Step aside Chris Packham as Steve Noakes brings us the latest “Springwatch” update from Duxford…
These photos are of the area behind the racking at the back of the warehouse yard. This area had to be dug out after thieves deliberately poured out the hydraulic oil from drums that were being stored in the yard. The emptied drums where then used to steal diesel from the tank.
After it was dug out it was filled with new soil, wildflower seeds were scattered and then the area was left to its own devices. It is now a haven for bees, butterflies and many other insects and small mammals.
In the trees in this area, Wayne Lister had built and put up several nest boxes, and on 27 June a pair of Great Tits could be heard calling to the youngsters inside trying to entice them out of their nice, warm and dry home. It was the day when we had nearly 24 hours torrential and continuous rain. For a number of years Wayne has watched many Blue Tit and Great Tit chicks successfully fledge from his home made nest boxes.
The photo at the top of the page is of a Great Tit about to enter the hole of a dumper “A” frame to feed its young inside. As with the Pied Wagtails, a sign was put up to warn people of the presence of the nest.
The Pied Wagtail chicks successfully fledged, with one of them ending up in the workshop area. The young fledgling was carefully removed back outside by Jerry Underwood, where the parents could find it. It looks like they are going for a second brood in the Paver.
A pair of Moorhens had nested on the pond, producing 5 chicks. They can be seen around the pond with the parent birds, who can get very vocal if you approach anywhere near them.
I would also like to thank those that have shared some of their own wildlife encounters. Here are just a few of them.
• Dave Hill had a Robins nest in his shed. He watched them successfully fledge, and safely leave his shed.
• Whilst Jodi Etherton’s Mum was visiting her, they heard beautiful song of a Nightingale from a garden nearby.
• Jay Bridgstock told me of the amazing wildlife he regularly sees near his home, they include Marsh Harriers, Barn Owls and Golden Orioles.

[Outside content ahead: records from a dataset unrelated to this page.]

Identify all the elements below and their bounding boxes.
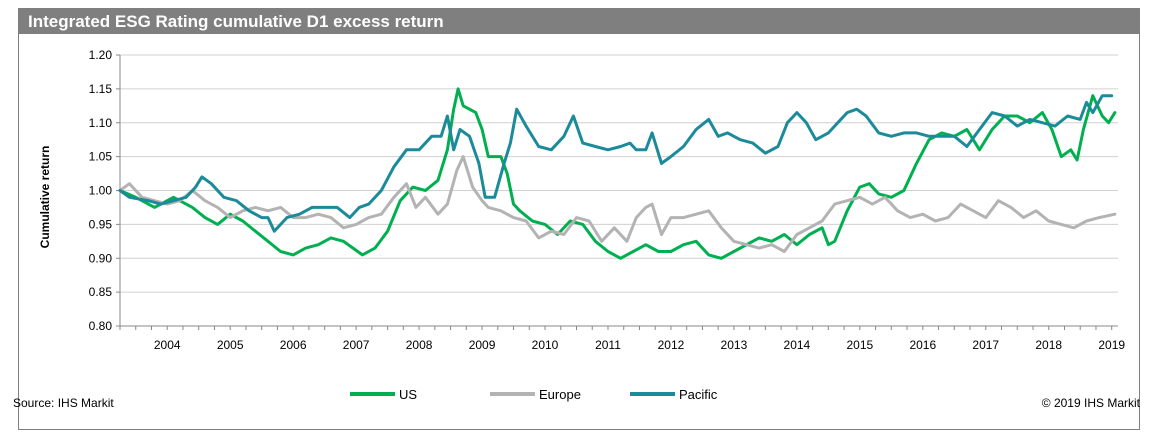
- x-tick-label: 2005: [217, 338, 244, 352]
- x-tick-label: 2004: [154, 338, 181, 352]
- x-tick-label: 2015: [846, 338, 873, 352]
- x-tick-label: 2012: [658, 338, 685, 352]
- chart-title: Integrated ESG Rating cumulative D1 exce…: [19, 9, 1139, 34]
- y-tick-label: 1.15: [89, 82, 113, 96]
- x-tick-label: 2018: [1035, 338, 1062, 352]
- axis-layer: 0.80 0.85 0.90 0.95 1.00 1.05 1.10 1.15 1.20 2004…: [89, 48, 1126, 352]
- x-tick-label: 2009: [469, 338, 496, 352]
- y-tick-label: 0.85: [89, 285, 113, 299]
- x-tick-label: 2014: [784, 338, 811, 352]
- series-line-europe: [118, 155, 1117, 253]
- x-tick-label: 2013: [721, 338, 748, 352]
- x-tick-label: 2011: [595, 338, 621, 352]
- legend-label-europe: Europe: [539, 387, 581, 402]
- grid-layer: [120, 54, 1118, 327]
- x-tick-label: 2008: [406, 338, 433, 352]
- y-tick-label: 0.80: [89, 319, 113, 333]
- x-tick-label: 2010: [532, 338, 559, 352]
- source-note: Source: IHS Markit: [13, 396, 114, 410]
- x-tick-label: 2019: [1098, 338, 1125, 352]
- x-tick-label: 2016: [909, 338, 936, 352]
- copyright-note: © 2019 IHS Markit: [1041, 396, 1140, 410]
- series-layer: [118, 87, 1117, 260]
- y-tick-label: 1.20: [89, 48, 113, 62]
- x-tick-label: 2006: [280, 338, 307, 352]
- y-tick-label: 0.90: [89, 251, 113, 265]
- legend-label-us: US: [399, 387, 417, 402]
- legend-label-pacific: Pacific: [679, 387, 718, 402]
- y-axis-label: Cumulative return: [38, 146, 52, 249]
- x-tick-label: 2007: [343, 338, 370, 352]
- y-tick-label: 1.10: [89, 116, 113, 130]
- y-tick-label: 0.95: [89, 217, 113, 231]
- legend: US Europe Pacific: [350, 387, 718, 402]
- y-tick-label: 1.00: [89, 184, 113, 198]
- series-line-pacific: [118, 94, 1114, 233]
- y-tick-label: 1.05: [89, 150, 113, 164]
- x-tick-label: 2017: [972, 338, 999, 352]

• Kenny Lane also has a place he has set aside in his garden for wildlife.
There is a national campaign by “PlantLife” to encourage Councils and other authorities to leave road side verges uncut. We tweeted a picture of an area we have set aside along Moorfield Road, and received a tweet back from Plantlife wanting to talk to us about working together to promote their campaign of putting more colour back alongside our roads and create havens for flora and fauna.